Для четы Набоковых брак был святилищем, подвешенным над пропастью вечности и закрытым для всех. Фалангой из двух человек. Внезапно появляющимся невидимым дефисом, который соединяет все написанные слова. Самым неожиданным образом прикрытое полупрозрачной маской лицо Веры возникает на изгибе строки, в скрытом «ты», к которому обращается рассказчик книги «Память, говори» в последней, пятнадцатой главе: « „О, как гаснут – по степи, по степи, удаляясь, годы!“ – если прибегнуть к душераздирающей Горациевой интонации. Годы гаснут, мой друг, и скоро никто уж не будет знать, что знаем ты да я». Это его промежуточная остановка на пути к молчанию.
В 1961 году Набоковы переехали в швейцарский отель «Монтрё-палас». Нам ничего не известно о их личной жизни, разве только то, что они спали в соседних комнатах. Возможно, он входил к ней на цыпочках. А потом поздней ночью лежал, обнаженный, на спине, смотрел на нее, потом поднимал свои серо-голубые глаза к потолку и, встав, беззвучно исчезал в полутьме своей комнаты.
Зато мы знаем их сны. Подобно сновидцам из «Улисса» Джойса, Набоковы иногда видели похожие сны. «Доктора полагали, что мы иногда сливаем во сне наши сознания», – писал он в одном из рассказов. И он действительно верил, как сформулирует через несколько лет Ван Вин, в «провидческий привкус» снов. (Там, среди разнообразных теней, мы можем почувствовать будущее, «различить испод времени».) В течение нескольких месяцев В. Н. записывал и классифицировал свои сны, словно прикалывал булавками запутавшихся бабочек, – сны о России, о катаклизмах, эротические, литературные, вещие. Сны Веры дробили немые страхи. Ей виделись запретные границы и побеги босиком (с сыном, прижатым к груди). Или же она скользила по деревянному паркету, слабея с каждым шагом.
Однажды холодной ноябрьской ночью 1964 года им обоим приснилось восстание в Советском Союзе.
В том же году Набоков писал Вере: «Знаешь, мы ужасно с тобой похожи. Например, в письмах: мы оба любим (1) ненавязчиво вставлять иностранные слова, (2) приводить цитаты из любимых книг, (3) переводить свои ощущения из одного органа чувств (например, зрения) в ощущения другого (например, вкус), (4) просить прощения в конце за какую-то надуманную чепуху, и еще во многом другом».

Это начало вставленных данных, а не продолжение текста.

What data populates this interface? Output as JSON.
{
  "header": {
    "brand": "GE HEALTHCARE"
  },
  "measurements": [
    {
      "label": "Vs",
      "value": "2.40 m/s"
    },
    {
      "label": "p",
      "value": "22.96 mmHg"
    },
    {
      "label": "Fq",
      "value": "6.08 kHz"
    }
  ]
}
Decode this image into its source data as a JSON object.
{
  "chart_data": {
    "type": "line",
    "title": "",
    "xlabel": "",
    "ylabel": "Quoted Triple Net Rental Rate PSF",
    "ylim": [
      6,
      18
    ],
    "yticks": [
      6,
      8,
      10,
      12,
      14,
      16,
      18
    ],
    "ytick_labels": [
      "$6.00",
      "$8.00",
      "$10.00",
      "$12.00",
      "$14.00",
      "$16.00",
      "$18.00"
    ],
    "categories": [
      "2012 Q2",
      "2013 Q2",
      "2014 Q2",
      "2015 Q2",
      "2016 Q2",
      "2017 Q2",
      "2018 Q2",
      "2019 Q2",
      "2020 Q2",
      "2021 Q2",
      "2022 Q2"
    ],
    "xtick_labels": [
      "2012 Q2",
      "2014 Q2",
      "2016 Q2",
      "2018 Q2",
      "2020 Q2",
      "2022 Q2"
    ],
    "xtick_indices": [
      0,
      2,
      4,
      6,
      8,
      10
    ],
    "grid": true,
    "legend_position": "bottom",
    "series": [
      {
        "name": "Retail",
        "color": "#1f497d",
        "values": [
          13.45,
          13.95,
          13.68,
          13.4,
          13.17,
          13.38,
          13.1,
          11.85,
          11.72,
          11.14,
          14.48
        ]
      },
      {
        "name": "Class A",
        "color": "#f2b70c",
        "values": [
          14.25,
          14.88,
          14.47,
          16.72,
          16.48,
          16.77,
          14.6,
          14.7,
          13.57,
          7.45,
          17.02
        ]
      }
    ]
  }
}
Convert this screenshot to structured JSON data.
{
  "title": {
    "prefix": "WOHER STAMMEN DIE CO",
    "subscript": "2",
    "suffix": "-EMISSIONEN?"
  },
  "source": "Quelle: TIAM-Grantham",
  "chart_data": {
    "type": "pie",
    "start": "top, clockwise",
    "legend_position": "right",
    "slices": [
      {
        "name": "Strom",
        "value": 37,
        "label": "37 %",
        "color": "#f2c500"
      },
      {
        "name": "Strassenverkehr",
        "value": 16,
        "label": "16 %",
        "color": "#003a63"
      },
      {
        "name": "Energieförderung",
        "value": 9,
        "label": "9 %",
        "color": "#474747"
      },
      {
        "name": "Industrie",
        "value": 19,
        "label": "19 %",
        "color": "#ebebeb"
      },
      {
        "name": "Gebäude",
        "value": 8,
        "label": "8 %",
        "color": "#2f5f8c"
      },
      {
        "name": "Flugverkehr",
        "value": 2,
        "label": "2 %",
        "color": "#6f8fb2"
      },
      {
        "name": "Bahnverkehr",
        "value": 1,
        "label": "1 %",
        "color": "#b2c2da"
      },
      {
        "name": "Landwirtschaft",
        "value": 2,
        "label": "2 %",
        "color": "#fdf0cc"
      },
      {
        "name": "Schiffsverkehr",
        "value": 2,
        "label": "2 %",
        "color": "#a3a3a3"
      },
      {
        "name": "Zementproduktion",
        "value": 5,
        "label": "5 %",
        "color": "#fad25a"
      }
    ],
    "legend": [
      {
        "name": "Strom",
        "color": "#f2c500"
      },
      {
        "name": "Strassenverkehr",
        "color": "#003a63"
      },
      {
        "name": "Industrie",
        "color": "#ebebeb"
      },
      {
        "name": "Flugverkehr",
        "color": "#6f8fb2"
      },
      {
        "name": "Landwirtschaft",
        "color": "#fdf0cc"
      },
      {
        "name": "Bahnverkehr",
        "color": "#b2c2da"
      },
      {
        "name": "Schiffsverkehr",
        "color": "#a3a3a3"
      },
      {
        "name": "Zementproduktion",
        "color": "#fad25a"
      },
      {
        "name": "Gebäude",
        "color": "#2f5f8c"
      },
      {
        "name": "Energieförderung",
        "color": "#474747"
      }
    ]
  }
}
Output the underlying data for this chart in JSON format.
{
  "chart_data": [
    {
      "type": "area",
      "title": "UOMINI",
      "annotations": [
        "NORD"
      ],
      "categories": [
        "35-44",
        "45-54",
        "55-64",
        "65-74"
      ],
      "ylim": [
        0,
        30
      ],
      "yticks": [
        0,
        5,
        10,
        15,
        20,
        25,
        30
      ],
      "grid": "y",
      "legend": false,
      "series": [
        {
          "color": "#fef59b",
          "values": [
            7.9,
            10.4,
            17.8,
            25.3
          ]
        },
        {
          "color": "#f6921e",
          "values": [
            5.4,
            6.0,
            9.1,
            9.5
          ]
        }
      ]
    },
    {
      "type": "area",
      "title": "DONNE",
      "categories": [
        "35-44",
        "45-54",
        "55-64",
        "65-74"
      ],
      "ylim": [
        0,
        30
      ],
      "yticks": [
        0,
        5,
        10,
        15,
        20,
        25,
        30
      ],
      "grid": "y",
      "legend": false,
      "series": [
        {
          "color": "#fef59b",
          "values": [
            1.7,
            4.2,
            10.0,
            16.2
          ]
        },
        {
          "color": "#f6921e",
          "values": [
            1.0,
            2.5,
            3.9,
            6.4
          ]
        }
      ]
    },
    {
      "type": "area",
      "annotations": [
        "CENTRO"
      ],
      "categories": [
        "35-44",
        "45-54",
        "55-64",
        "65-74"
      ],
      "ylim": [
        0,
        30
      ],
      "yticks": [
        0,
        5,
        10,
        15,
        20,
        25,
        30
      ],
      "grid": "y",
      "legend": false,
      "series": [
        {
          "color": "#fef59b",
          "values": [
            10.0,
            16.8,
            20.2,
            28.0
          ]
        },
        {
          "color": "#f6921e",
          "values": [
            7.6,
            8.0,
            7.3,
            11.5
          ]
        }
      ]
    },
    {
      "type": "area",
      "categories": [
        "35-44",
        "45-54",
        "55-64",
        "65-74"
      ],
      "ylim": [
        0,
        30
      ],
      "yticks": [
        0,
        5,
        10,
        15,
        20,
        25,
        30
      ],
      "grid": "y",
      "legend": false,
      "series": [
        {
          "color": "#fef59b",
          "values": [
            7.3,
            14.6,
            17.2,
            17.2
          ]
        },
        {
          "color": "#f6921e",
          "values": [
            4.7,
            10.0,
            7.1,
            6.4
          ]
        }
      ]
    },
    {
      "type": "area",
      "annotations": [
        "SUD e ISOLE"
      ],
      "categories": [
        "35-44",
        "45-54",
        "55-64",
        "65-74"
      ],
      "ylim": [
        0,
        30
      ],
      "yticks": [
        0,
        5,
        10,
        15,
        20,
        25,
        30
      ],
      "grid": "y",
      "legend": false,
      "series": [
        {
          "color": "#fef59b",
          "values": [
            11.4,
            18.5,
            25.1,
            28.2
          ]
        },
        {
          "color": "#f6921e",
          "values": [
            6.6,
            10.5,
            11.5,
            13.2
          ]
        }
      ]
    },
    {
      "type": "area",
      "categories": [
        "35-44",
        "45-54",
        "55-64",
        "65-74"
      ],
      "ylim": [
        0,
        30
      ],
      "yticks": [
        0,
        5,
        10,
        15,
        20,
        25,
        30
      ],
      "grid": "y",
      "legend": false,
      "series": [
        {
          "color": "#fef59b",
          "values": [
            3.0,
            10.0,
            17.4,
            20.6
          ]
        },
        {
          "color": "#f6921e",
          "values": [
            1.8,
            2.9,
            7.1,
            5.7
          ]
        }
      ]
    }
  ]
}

Безумная любовь без взаимности
Я вспоминаю средиземноморское побережье. Это было лет десять назад. Длинная тень кипариса тянулась вверх по забору, окружавшему наш краснокирпичный дом, соперничая до полудня с колючими стеблями каперсов. Лужицы, образовавшиеся на газоне после краткого ночного ливня, напоминали овраги. Рябь на воде походила на скользкие чешуйки. Раскинувшись в белом плетеном кресле, я впервые прилежно одолевала «Лолиту». На мне был выцветший красный купальник. Кузен моей матери (во многих отношениях – сущий двойник В. Н.), с палитрой в руках, прищурившись, набрасывал акварелью пейзаж этого утра. Картинка через несколько лет исчезла, но кое-что от того дня сохранилось: пятна лосьона для загара на страницах моего экземпляра «Лолиты» и целый лабиринт кружков, выдающих число незнакомых мне тогда английских слов. Они, конечно, сильно раздражали, незнакомые слова, но в то же время светились на странице, словно ключи к разгадке фокусов, оставленные коварным иллюзионистом, который бормотал мне на ушко, что он приподнимет свой волшебный ковер, как только я подберу словарь, праздно валяющийся на траве.
Солнце поднималось все выше, и, когда оно достигло зенита, я задремала от жары. Лалита Лили Лилита Лилола Лилота Литола Лола Лолита Лолл Лолла Лоллапалуза Лоллоп Лолли Лоллилаг Лоллипоп… В моем полусознательном состоянии все ли и ла смешивались в ласковом жужжании спрятавшейся в траве осы, и кресло мое стало потихоньку клониться вперед. И я провалилась…
Давным-давно жила-была розовато-рыжая девочка-подросток, «внося с собой из страны нимфеток аромат плодовых садов». В зацветающем парке, во мшистом саду жила она среди отроковиц. И были у нее, среди других достоинств, покрытая пушком шея, тонкий голосок и примитивный лексикончик: «„отвратно“, „превкусно“, „первый сорт“, „типчик“, „дрипчик“».
Однажды «статный мужественный красавец, герой экрана» въехал на постой в дом ее матери, и девочку охватило страшное любопытство, и она даже слегка влюбилась в него. Эта апатичная Ева протягивала ноги через его колени и лучезарно улыбалась, вонзая зубы в алое яблоко.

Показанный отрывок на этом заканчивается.